The Tacoma, WA city council postponed a vote on a controversial gun and ammunition tax until Nov. 12. There is huge public opposition to the tax. (Dave Workman photo)
Faced with an overflow, standing-room-only audience of alarmed and energized gun owners and rights activists, the Tacoma, WA City Council has delayed a vote on a controversial gun and ammunition tax proposal until Nov. 12, one full week after the city holds its municipal election.
According to KCPQ News, Mayor Victoria Woodards, who co-sponsored a proposed ordinance to add a $25 fee on the sale of each firearm, and a per-cartridge tax of 2 or 5 cents, told a reporter the delay is necessary to add amendments to the ordinance language.
But rights activists taking to social media think postponement is because gun owners descended on the city council meeting. The crowd was so big it spilled into the hall and an overflow room.
The proposed tax is patterned after a nearly identical tax adopted in Seattle four years ago. That tax was upheld by Washington State’s liberal state Supreme Court, despite language in the state’s 35-year-old preemption statute that appears to prohibit such fees.
“The state of Washington hereby fully occupies and preempts the entire field of firearms regulation within the boundaries of the state, including the registration, licensing, possession, purchase, sale, acquisition, transfer, discharge, and transportation of firearms, or any other element relating to firearms or parts thereof, including ammunition and reloader components. Cities, towns, and counties or other municipalities may enact only those laws and ordinances relating to firearms that are specifically authorized by state law, as in RCW 9.41.300, and are consistent with this chapter. Such local ordinances shall have the same penalty as provided for by state law. Local laws and ordinances that are inconsistent with, more restrictive than, or exceed the requirements of state law shall not be enacted and are preempted and repealed, regardless of the nature of the code, charter, or home rule status of such city, town, county, or municipality.”
Like Seattle, Tacoma plans to use revenue from the tax to reduce so-called “gun violence,” but according to KIRO News, crime has actually increased in Seattle since the tax was adopted.
Liberty Park Press reported the same thing earlier this week, using data from the Seattle Police Department. The first year Seattle collected the tax (2016), the city reported 19 homicides. In 2017, that number spiked to 28 murders and last year there were 32 killings.
Second Amendment activists were critical of the council’s decision, and were vowing to be back in the council chambers in two weeks.
Local evening talk host, Jason Rantz at KTTH, calls the proposal an “anti-gun self-defense tax.” Writing at MyNorthwest.com, Rantz argued, “The gun-related homicides (City Councilman Ryan) Mello refers to are primarily bad guys with guns. Those bad guys aren’t paying the tax or buying their guns legally most of the time. (Mello wants to tax gun owners for the luxury of protecting themselves against bad guys who, if policies like this continue spreading, will have more access to guns than law abiding citizens will.”
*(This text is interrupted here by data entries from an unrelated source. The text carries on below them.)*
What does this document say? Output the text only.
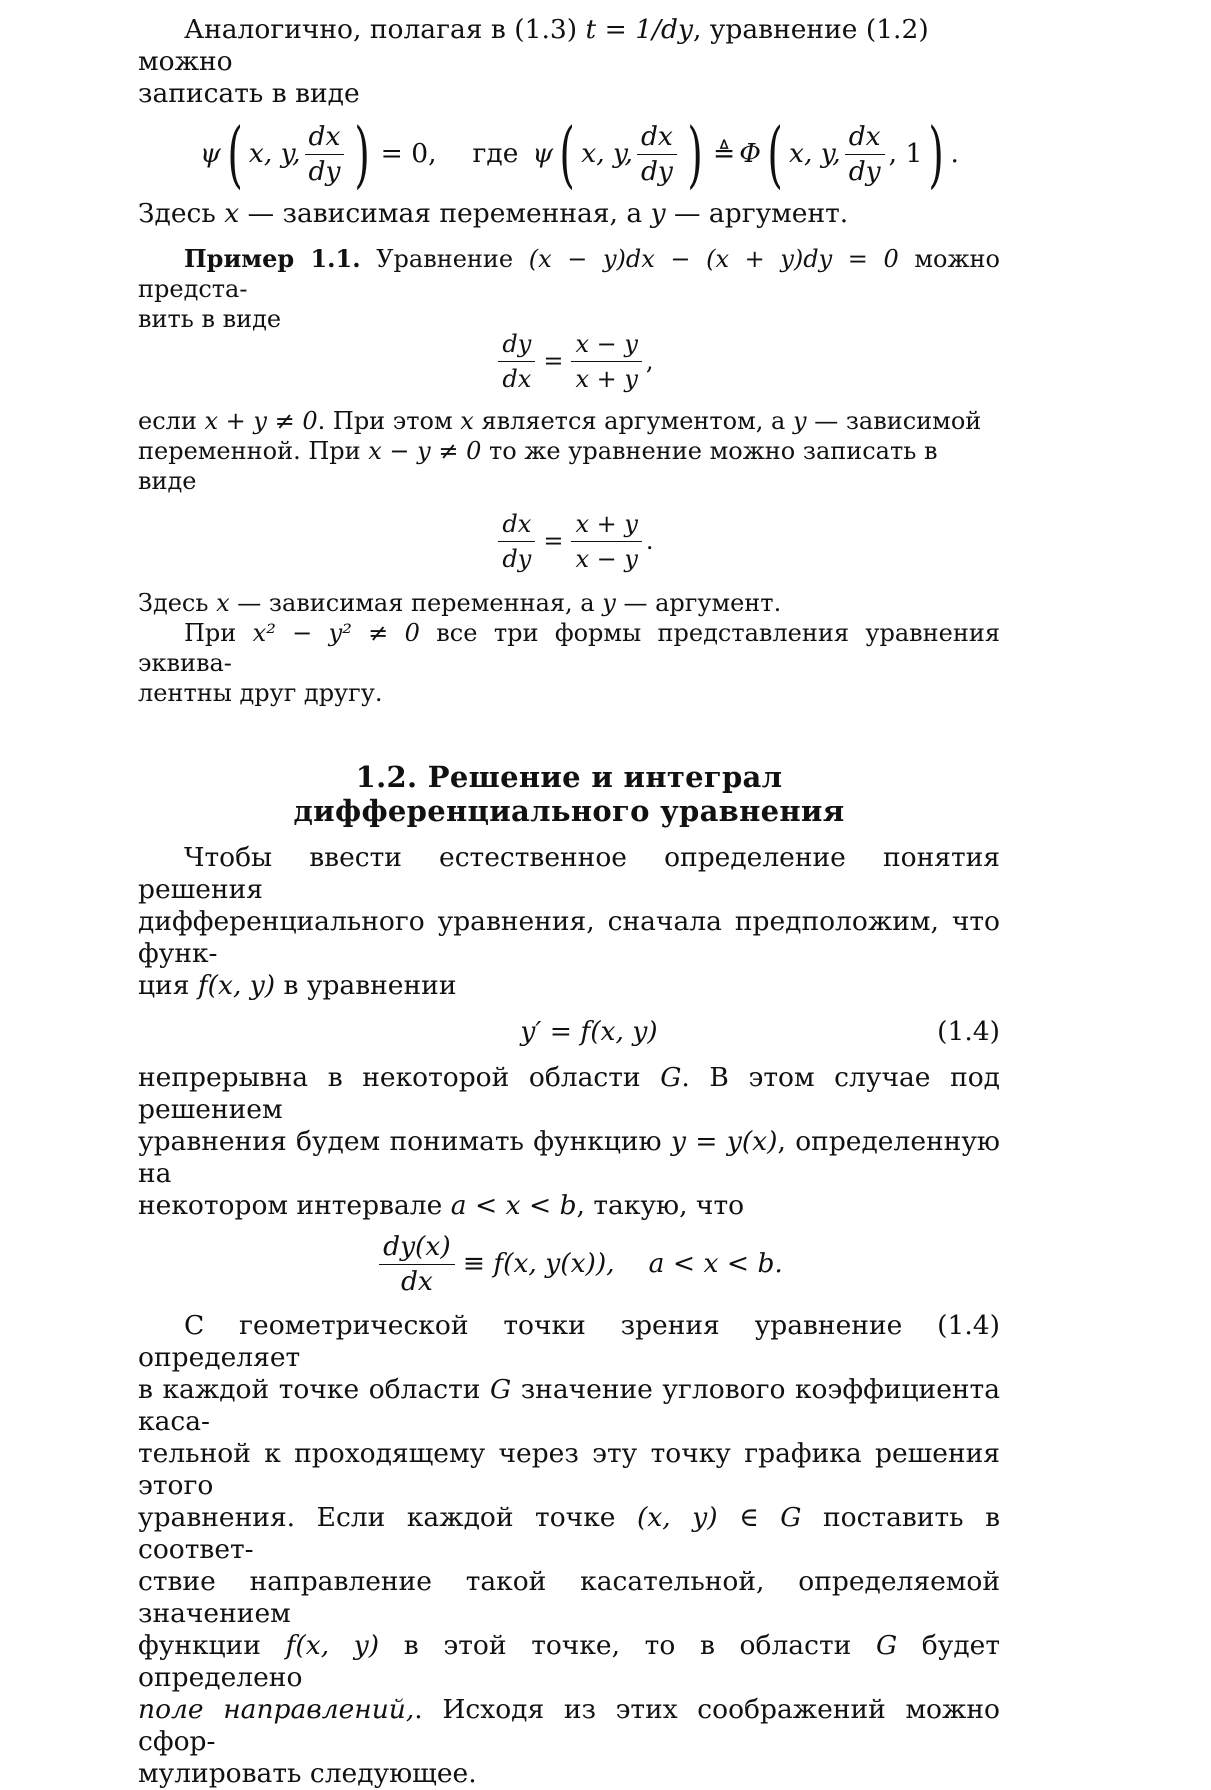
Аналогично, полагая в (1.3) t = 1/dy, уравнение (1.2) можно

записать в виде

ψ ( x, y, $\frac{dx}{dy}$ ) = 0, где ψ ( x, y, $\frac{dx}{dy}$ ) ≜ Φ ( x, y, $\frac{dx}{dy}$ , 1 ) .

Здесь x — зависимая переменная, а y — аргумент.

Пример 1.1. Уравнение (x − y)dx − (x + y)dy = 0 можно предста-

вить в виде

$\frac{dy}{dx} = \frac{x - y}{x + y}$ ,

если x + y ≠ 0. При этом x является аргументом, а y — зависимой

переменной. При x − y ≠ 0 то же уравнение можно записать в виде

$\frac{dx}{dy} = \frac{x + y}{x - y}$ .

Здесь x — зависимая переменная, а y — аргумент.

При x² − y² ≠ 0 все три формы представления уравнения эквива-

лентны друг другу.

1.2. Решение и интеграл
дифференциального уравнения

Чтобы ввести естественное определение понятия решения

дифференциального уравнения, сначала предположим, что функ-

ция f(x, y) в уравнении

y′ = f(x, y)	(1.4)

непрерывна в некоторой области G. В этом случае под решением

уравнения будем понимать функцию y = y(x), определенную на

некотором интервале a < x < b, такую, что

$\frac{dy(x)}{dx} \equiv f(x$, y(x)), a < x < b.

С геометрической точки зрения уравнение (1.4) определяет

в каждой точке области G значение углового коэффициента каса-

тельной к проходящему через эту точку графика решения этого

уравнения. Если каждой точке (x, y) ∈ G поставить в соответ-

ствие направление такой касательной, определяемой значением

функции f(x, y) в этой точке, то в области G будет определено

поле направлений,. Исходя из этих соображений можно сфор-

мулировать следующее.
Mello is the proposal’s prime sponsor. He is not running for re-election to the “At Large” Position 8 on the council. He has served on the council since 2011.
In August, when news of his proposal first was publicized, Mello was quoted by the Tacoma News Tribune explaining that he wanted a higher tax on “high-velocity ammunition,” which he said included “hollow point bullets” that are “designed to pierce through body armor with the intent to kill somebody.”